II- Erro material este que tem que emergir do próprio texto da decisão, ou seja, é o próprio texto da decisão que há de permitir ver e perceber que a vontade declarada não corresponde à vontade real do juiz que proferiu a decisão.
III- Não é o que acontece quando, havendo incidente de qualificação da insolvência pendente, o juiz escreve/considera que não pende qualquer incidente de qualificação e, em consequência, na decisão de encerramento dos art. 232.º e 233.º do CIRE, declara o caráter fortuito da insolvência (por aplicação do art. 233.º/6 do CIRE).
IV- Em tal hipótese, estamos perante o “manifesto lapso” previsto no art. 616.º/2/b) do CPC, que, cabendo recurso da decisão em que o “manifesto lapso” foi cometido, só por via de recurso pode ser reparado.
V- Porém, estando já pendente o incidente de qualificação de insolvência (apenso que faz parte do mesmo processo de insolvência em que foi proferido o despacho de encerramento), estava esgotado o poder jurisdicional do juiz se pronunciar sobre o caráter fortuito da insolvência, nos termos do art. 233.º/6 do CIRE, pelo que, ao fazê-lo, proferiu uma decisão que viola as normas processuais (o art. 613.º/3 do CPC) e que é, por isso, ineficaz.

Texto Integral


Proc. 380/09

6.ª Secção

ACORDAM NO SUPREMO TRIBUNAL DE JUSTIÇA

I – Relatório

Gandiver (Portugal) – Produção e Comercialização de Hortofrutícolas, Unipessoal, Lda., apresentou-se à insolvência e foi por sentença, transitada em julgado, declarada insolvente, tendo, no prosseguimento dos autos, em 26-09-2019, sido proferida a seguinte decisão:

“(…) O Sr. Administrador de Insolvência refere que inexistem bens propriedade do insolvente, pelo que a massa é insuficiente para suportar as custas do processo e as despesas da massa, razão pela qual pugnou pelo encerramento do processo, por insuficiência da massa insolvente, nos termos do disposto no artigo 232.º, nº 1 e 2 do CIRE. (…)

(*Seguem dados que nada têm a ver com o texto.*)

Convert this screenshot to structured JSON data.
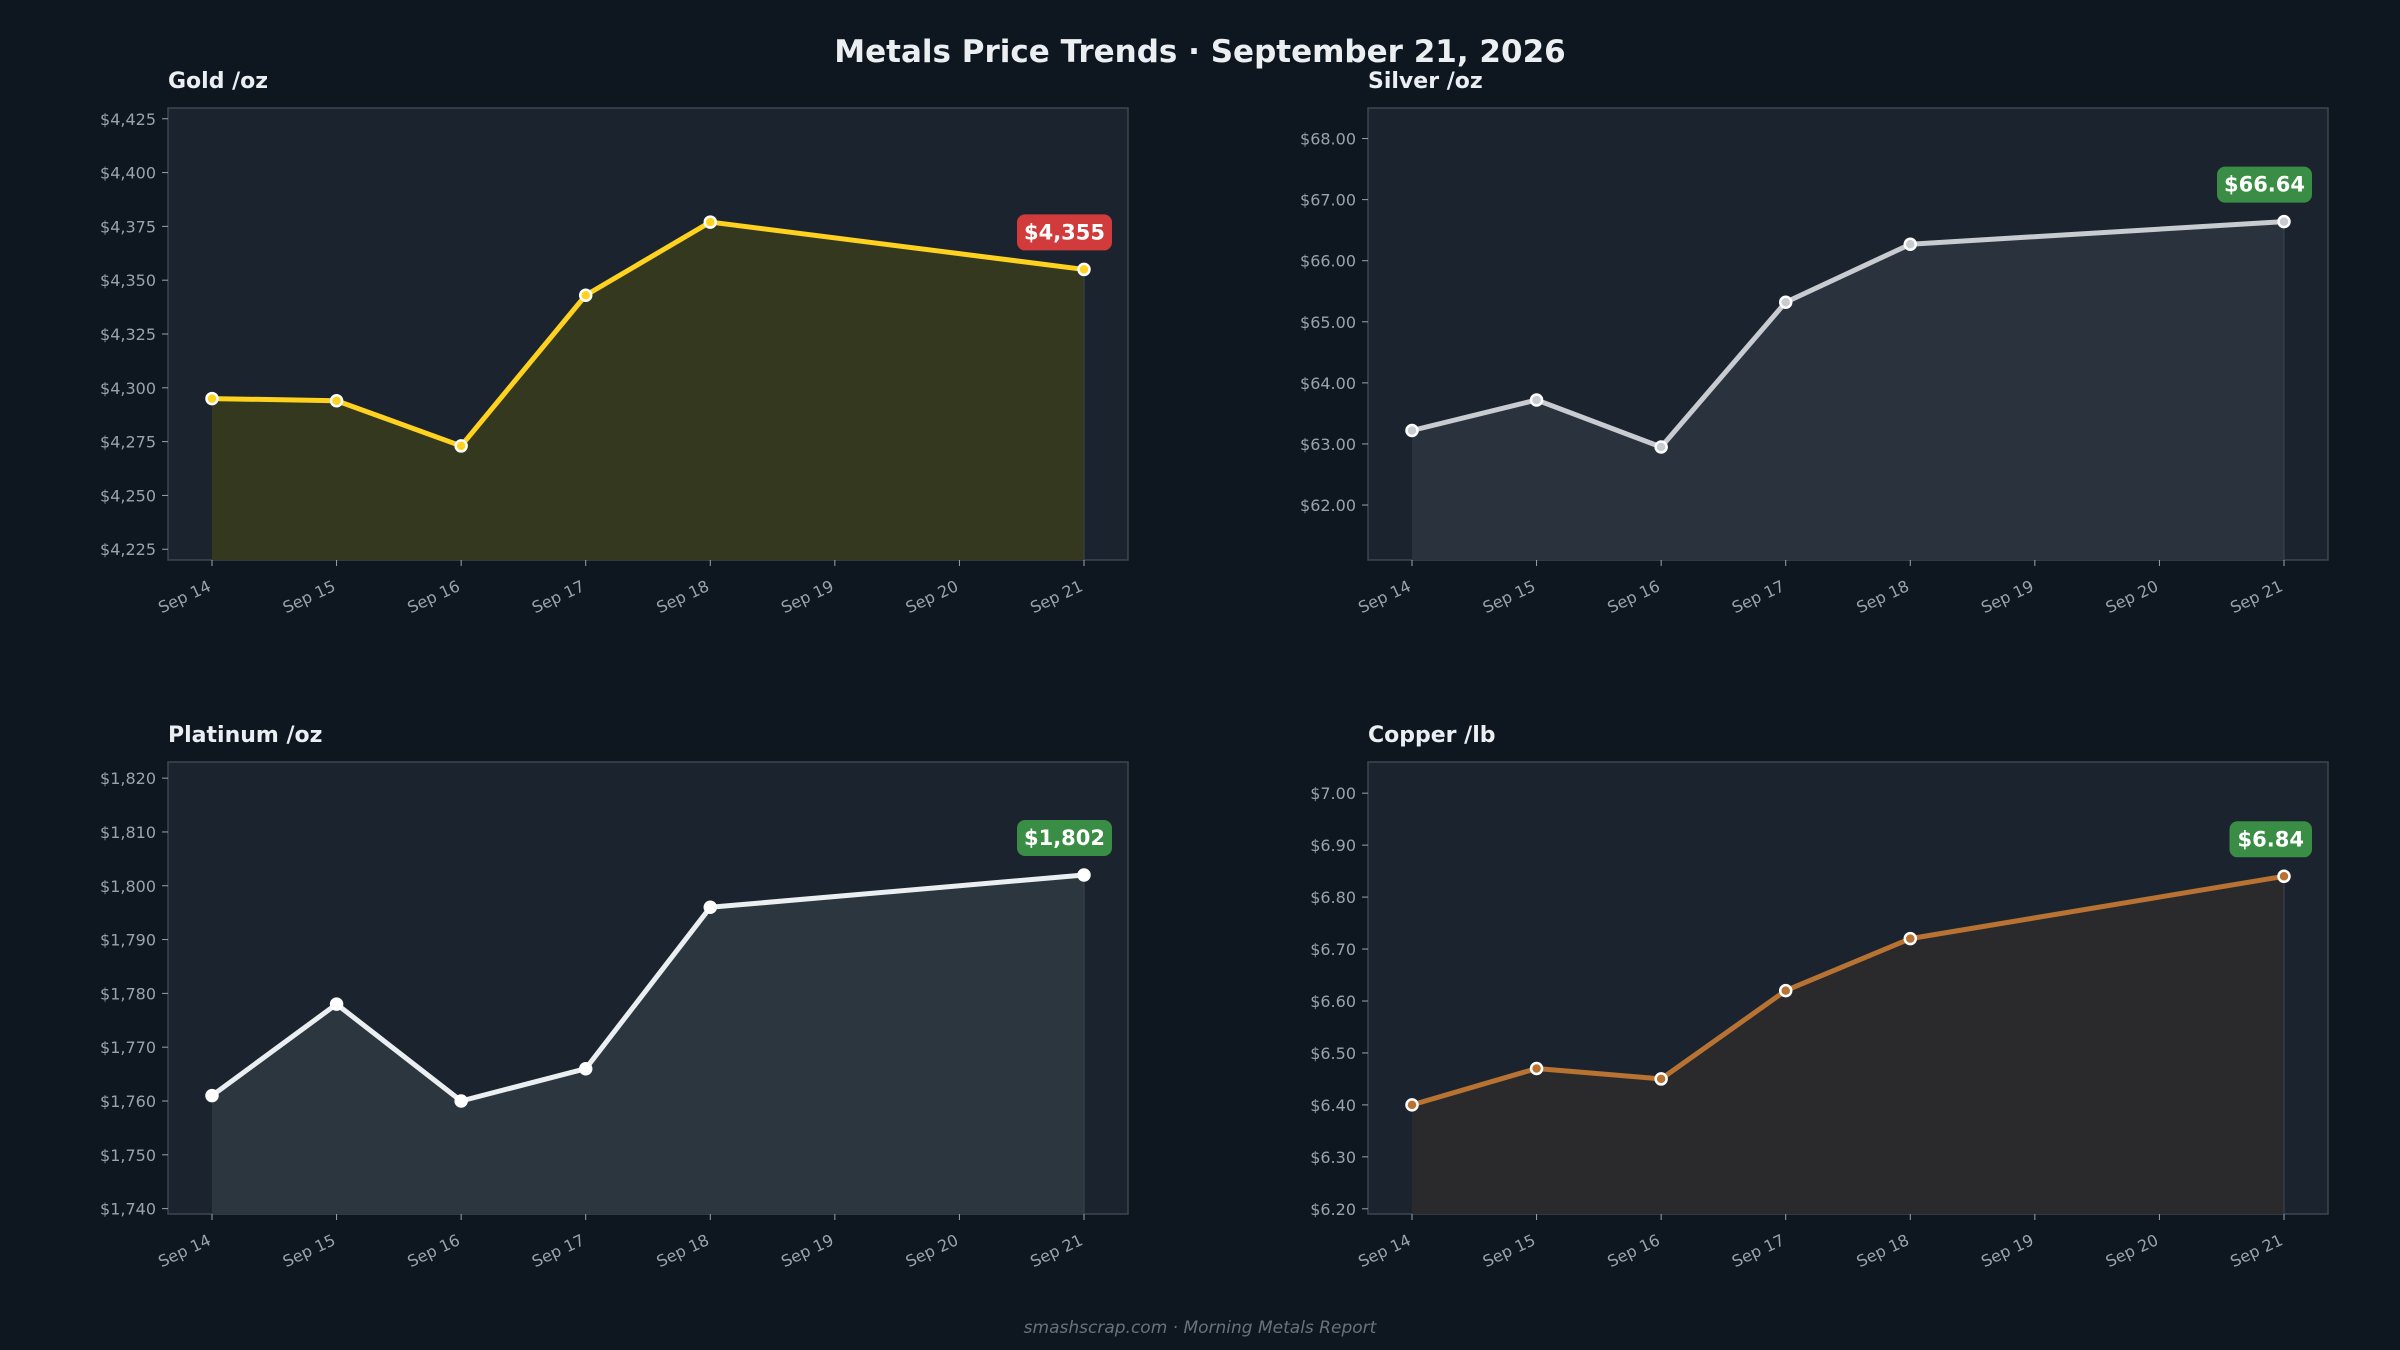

Nos termos do disposto no artigo 232º, nºs 1 e 2 do CIRE, verificando o Administrador da Insolvência que a massa insolvente é insuficiente para a satisfação das custas do processo e das restantes dívidas da massa insolvente, dá conhecimento desse facto ao juiz e este, ouvidos o devedor, a assembleia de credores e os credores da massa insolvente, declara encerrado o processo, salvo se algum interessado depositar à ordem do tribunal o montante determinado pelo juiz segundo o que razoavelmente entenda necessário para garantir o pagamento das custas do processo e restantes dívidas da massa insolvente.

Presume-se a insuficiência da massa quando o seu valor seja inferior a 5.000,00 euros – artigo 232º, nº 7, do CIRE.

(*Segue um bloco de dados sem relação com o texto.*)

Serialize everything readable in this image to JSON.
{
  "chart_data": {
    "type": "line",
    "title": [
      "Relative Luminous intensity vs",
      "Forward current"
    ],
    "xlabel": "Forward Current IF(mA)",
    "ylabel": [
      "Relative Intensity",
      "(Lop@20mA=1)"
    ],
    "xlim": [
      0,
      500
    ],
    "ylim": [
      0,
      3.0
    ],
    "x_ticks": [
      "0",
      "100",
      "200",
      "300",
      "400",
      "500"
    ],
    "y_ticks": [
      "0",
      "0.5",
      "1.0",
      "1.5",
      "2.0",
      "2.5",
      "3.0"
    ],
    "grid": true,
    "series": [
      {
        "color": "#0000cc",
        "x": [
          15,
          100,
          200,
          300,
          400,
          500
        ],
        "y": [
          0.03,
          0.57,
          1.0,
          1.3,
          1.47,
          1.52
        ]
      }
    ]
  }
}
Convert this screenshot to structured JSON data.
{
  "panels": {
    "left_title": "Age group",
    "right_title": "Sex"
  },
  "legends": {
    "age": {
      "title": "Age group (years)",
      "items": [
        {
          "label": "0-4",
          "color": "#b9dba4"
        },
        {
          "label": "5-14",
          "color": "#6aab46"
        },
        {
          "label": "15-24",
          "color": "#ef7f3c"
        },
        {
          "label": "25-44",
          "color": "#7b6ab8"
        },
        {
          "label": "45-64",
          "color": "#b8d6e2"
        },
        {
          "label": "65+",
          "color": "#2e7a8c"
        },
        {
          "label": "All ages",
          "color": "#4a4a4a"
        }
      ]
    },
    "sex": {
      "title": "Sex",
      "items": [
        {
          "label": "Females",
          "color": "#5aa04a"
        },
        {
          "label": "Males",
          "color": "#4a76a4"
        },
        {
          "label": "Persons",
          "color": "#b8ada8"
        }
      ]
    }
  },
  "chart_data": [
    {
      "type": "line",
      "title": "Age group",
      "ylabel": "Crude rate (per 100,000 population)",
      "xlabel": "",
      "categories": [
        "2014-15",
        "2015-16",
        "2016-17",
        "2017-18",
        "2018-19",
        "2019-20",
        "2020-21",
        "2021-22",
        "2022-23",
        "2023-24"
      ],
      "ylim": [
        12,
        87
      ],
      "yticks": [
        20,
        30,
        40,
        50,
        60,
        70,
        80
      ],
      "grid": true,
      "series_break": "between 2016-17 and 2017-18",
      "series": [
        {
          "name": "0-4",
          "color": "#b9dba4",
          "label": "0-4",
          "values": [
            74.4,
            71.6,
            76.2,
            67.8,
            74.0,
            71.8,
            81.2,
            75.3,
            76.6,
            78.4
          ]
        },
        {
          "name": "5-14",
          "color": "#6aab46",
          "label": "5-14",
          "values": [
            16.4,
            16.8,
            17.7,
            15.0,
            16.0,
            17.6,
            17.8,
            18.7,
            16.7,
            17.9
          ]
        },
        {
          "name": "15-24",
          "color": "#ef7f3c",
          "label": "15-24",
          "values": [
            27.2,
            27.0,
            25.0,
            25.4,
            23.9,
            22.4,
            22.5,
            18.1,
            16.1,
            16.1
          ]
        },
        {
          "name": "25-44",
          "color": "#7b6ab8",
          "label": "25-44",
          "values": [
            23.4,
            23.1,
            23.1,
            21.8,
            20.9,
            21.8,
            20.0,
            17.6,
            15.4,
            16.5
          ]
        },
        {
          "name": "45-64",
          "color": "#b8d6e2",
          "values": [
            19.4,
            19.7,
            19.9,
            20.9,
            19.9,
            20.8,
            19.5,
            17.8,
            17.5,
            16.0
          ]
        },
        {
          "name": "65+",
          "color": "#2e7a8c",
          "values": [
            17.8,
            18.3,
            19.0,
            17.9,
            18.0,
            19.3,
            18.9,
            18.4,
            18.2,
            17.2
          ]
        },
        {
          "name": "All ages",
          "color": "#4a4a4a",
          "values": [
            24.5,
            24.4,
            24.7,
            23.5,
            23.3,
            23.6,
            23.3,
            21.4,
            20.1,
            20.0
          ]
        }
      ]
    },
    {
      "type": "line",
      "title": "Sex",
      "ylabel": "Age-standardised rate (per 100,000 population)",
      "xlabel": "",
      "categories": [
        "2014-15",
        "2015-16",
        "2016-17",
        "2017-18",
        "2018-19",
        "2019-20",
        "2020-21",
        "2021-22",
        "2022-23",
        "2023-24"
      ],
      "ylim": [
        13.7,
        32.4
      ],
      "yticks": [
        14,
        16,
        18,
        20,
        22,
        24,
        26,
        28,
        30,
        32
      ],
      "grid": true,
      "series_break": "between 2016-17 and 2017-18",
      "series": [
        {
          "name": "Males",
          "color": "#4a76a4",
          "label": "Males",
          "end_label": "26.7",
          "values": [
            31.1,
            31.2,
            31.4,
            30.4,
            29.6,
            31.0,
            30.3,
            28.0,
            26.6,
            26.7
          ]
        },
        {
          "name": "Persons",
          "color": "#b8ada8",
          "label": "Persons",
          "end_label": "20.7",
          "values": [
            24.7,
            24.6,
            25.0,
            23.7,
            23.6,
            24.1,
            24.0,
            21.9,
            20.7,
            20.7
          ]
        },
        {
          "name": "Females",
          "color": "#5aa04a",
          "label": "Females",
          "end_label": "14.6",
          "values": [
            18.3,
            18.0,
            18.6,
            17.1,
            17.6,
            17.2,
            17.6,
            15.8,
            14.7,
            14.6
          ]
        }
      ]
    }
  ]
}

Assim, é um facto que, neste momento, e para efeitos do disposto no artigo 232.º, n.º 7, do CIRE, é insuficiente o património da insolvente, porquanto não está apreendido e desconhece-se a existência de qualquer bem da massa que seja igual ou superior a € 5 000,00.

Face ao exposto, declaro encerrado, nos termos dos artigos 230º, nº 1, al. d) e 232º nº 2 do CIRE, por insuficiência da massa insolvente, o presente processo de insolvência.

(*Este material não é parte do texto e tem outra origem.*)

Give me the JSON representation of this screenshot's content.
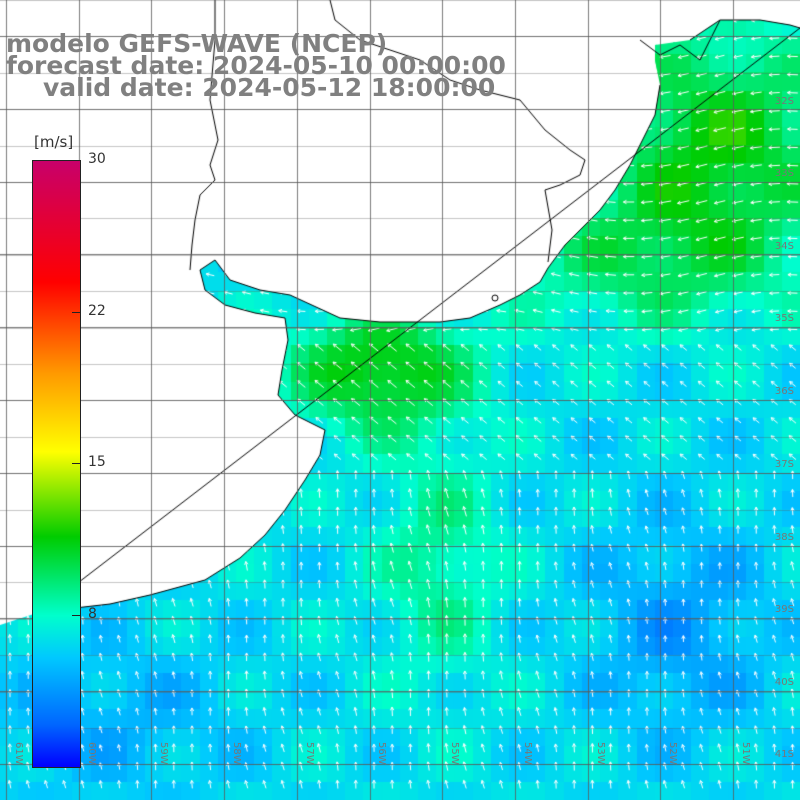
{
  "title": {
    "line1": "modelo GEFS-WAVE (NCEP)",
    "line2": "forecast date: 2024-05-10 00:00:00",
    "line3": "valid date: 2024-05-12 18:00:00"
  },
  "colorbar": {
    "unit": "[m/s]",
    "ticks": [
      "30",
      "22",
      "15",
      "8"
    ],
    "tick_values": [
      30,
      22,
      15,
      8
    ],
    "min": 0,
    "max": 30,
    "colors": [
      "#0000ff",
      "#0066ff",
      "#00c8ff",
      "#00ffcc",
      "#00cc00",
      "#ffff00",
      "#ff9900",
      "#ff0000",
      "#c8006a"
    ]
  },
  "map": {
    "type": "wind field (speed shading with direction arrows)",
    "lat_labels": [
      "32S",
      "33S",
      "34S",
      "35S",
      "36S",
      "37S",
      "38S",
      "39S",
      "40S",
      "41S"
    ],
    "lon_labels": [
      "61W",
      "60W",
      "59W",
      "58W",
      "57W",
      "56W",
      "55W",
      "54W",
      "53W",
      "52W",
      "51W"
    ],
    "graticule": true,
    "land_color": "#ffffff",
    "coast_color": "#000000"
  }
}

Fica o Sr. Administrador da Insolvência advertido nos termos do disposto no nº 4 do artigo 232º, do CIRE.

Cessam todos os efeitos decorrentes da declaração de insolvência, pelo que os devedores recuperam o direito de disposição dos seus bens e a livre gestão do negócio, sem prejuízo dos efeitos da qualificação de insolvência e do disposto no artigo 234º do CIRE – artigo 233º nº 1, al. a), do CIRE, bem como ainda dos efeitos resultantes da admissão liminar do pedido de exoneração do passivo.

Cessam as atribuições do Sr. Administrador da Insolvência, exceto as relativas à apresentação de contas e aos trâmites do incidente de qualificação da insolvência – artigo 233º nº 1, al. b) do CIRE.

Todos os credores da insolvência podem exercer os seus direitos contra os devedores, sem prejuízo do que dispõe o artigo 242º, do CIRE – artigo 233º, nº 1, al. c), do CIRE.

Os credores da massa insolvente podem reclamar dos devedores os seus direitos não satisfeitos – artigo 233º nº 1, al. d), do CIRE, sem prejuízo do que dispõe o artigo 242º, do CIRE.

Ficam extintas os apensos de reclamação de créditos, de restituição e separação de bens, que se encontrem pendentes, exceto se já tiverem sido proferidas sentenças – cfr. Art. 233.º, nº 2, al. c) do CIRE.

A insolvência é fortuita, por força do disposto e 233º, nº 6, do CIRE (de acordo com este artigo sempre que o processo seja encerrado, sem que tenha sido aberto incidente de qualificação nos termos do disposto no art. 36.º, nº 1, al. i) do CIRE, o que acontece no caso vertente) (…).”

Decisão este de que a credora reclamante Hortovitorino, Chaveca, Lda. requerer a retificação, quanto ao segmento em que declarou a insolvência como fortuita, por se encontrar pendente um incidente de qualificação da insolvência.

Pedido de retificação que, em 11-10-2019, mereceu a seguinte decisão:

“Assiste razão à requerente, o incidente de qualificação de insolvência está pendente, razão pela qual houve lapso em ter qualificado automaticamente a mesma como fortuita nos termos do disposto 233.º/6 do CIRE.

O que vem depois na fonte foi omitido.